WHY MY 2011 (1 month old) car sunroof did not open today after seating in sun and mid 80's temps for few hours?
And here I am trying to read the entire thread.. and gave up on page 10
So, here I am with car which was build August 2010 and is listed as 2011, bought it brand new month ago now.. and it only has 1300 miles and my sunroof would not open, till I pushed the rear part of the front sunroof..
I am still not sure what cause it.. well, it has to be the heat cause it has never happened before and this is the first heat I have this car in..
I am not going to call dealer yet.. (2 hrs away).. cause I do not want waste gas for driving there if this is something silly ie: sticky rubber..

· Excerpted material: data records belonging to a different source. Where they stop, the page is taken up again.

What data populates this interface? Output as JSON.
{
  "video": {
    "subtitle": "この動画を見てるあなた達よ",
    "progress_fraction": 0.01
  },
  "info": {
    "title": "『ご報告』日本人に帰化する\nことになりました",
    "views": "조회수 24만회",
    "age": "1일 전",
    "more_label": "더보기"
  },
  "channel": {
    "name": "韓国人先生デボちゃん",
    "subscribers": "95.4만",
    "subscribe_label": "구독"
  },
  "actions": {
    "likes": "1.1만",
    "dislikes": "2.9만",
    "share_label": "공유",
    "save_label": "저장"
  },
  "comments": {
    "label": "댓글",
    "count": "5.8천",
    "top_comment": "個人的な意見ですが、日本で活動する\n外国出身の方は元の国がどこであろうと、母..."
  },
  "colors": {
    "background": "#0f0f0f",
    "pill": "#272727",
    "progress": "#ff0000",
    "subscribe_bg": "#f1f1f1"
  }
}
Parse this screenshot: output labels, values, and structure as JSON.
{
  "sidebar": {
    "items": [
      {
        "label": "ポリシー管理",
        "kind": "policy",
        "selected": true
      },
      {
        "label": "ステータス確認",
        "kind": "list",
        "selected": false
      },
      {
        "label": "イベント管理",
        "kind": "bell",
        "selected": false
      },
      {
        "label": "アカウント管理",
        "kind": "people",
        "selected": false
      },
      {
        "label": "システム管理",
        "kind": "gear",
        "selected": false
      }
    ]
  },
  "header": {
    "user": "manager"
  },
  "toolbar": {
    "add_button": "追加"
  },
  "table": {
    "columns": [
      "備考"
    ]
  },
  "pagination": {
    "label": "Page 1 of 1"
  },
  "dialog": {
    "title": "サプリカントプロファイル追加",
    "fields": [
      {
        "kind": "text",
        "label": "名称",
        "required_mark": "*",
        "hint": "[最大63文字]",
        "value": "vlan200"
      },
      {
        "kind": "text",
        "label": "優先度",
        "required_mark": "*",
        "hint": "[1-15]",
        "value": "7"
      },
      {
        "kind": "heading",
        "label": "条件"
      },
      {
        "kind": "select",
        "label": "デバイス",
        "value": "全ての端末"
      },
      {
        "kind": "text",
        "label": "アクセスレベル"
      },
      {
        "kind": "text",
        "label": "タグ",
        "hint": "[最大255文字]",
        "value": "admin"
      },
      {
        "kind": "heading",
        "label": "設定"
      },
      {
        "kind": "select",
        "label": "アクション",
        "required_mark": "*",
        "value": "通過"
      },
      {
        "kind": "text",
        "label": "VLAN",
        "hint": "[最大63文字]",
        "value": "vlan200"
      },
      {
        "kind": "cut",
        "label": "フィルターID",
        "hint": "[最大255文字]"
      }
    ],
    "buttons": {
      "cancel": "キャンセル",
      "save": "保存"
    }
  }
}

BE AWARE: 2011 models STILL HAVE THAT PROBLEM !!!!
This is happening to me now on my newly purchased 2008 R55. It happened the day I test drove it, and I thought you couldn't open the sunroof with the shades closed. I open the shades, and after a couple tries of flicking the switch, it opened. So I thought that was the issue. Until last night I took my wife out for dinner and the roof wouldn't open. It would try for a second (lift up to tilt), then close back up. So finding this thread has helped me identify it is a "common" issue. So I will be making a service trip into the dealer for this. Does anyone have any suggestions as to how I should approach this to the dealer? I am under warranty so this should be 100% covered right? I didn't read all 24 pages of this thread, but what is the common dealer service fix for this? I read everything from a little bit of lube to a complete sunroof replacement. What is the general consensus as to the fix for this?
Thanks
-z
Thanks
-z
sunroof wont open 2008
I have a 2008 and it has been happening since I bought my car. I had it checked a couple of times under warranty. I now have 57000 miles and it is out of warranty. I paid the dealer 30 dollars for a check out. That afternoon it happened again. I took it back to the dealer and they reset the computer for the sunroof. It happened again. I told them I wasn't going to pay for it again. I'm now going to wait until my next service so I had the service guy put in my record. It's basically just an aggravation. I still love my baby.
Thank you so much for the TSB! I just began experiencing this issue today on my lunch break (it's 90+ degrees out).
sticking sunroof fix and warranty issue in Canada
Thanks for posting the TSB and I advice any other Canadians having the issue (within the warranty period) to try the same tack if they experience a dealer wanting to charge for the adjustment.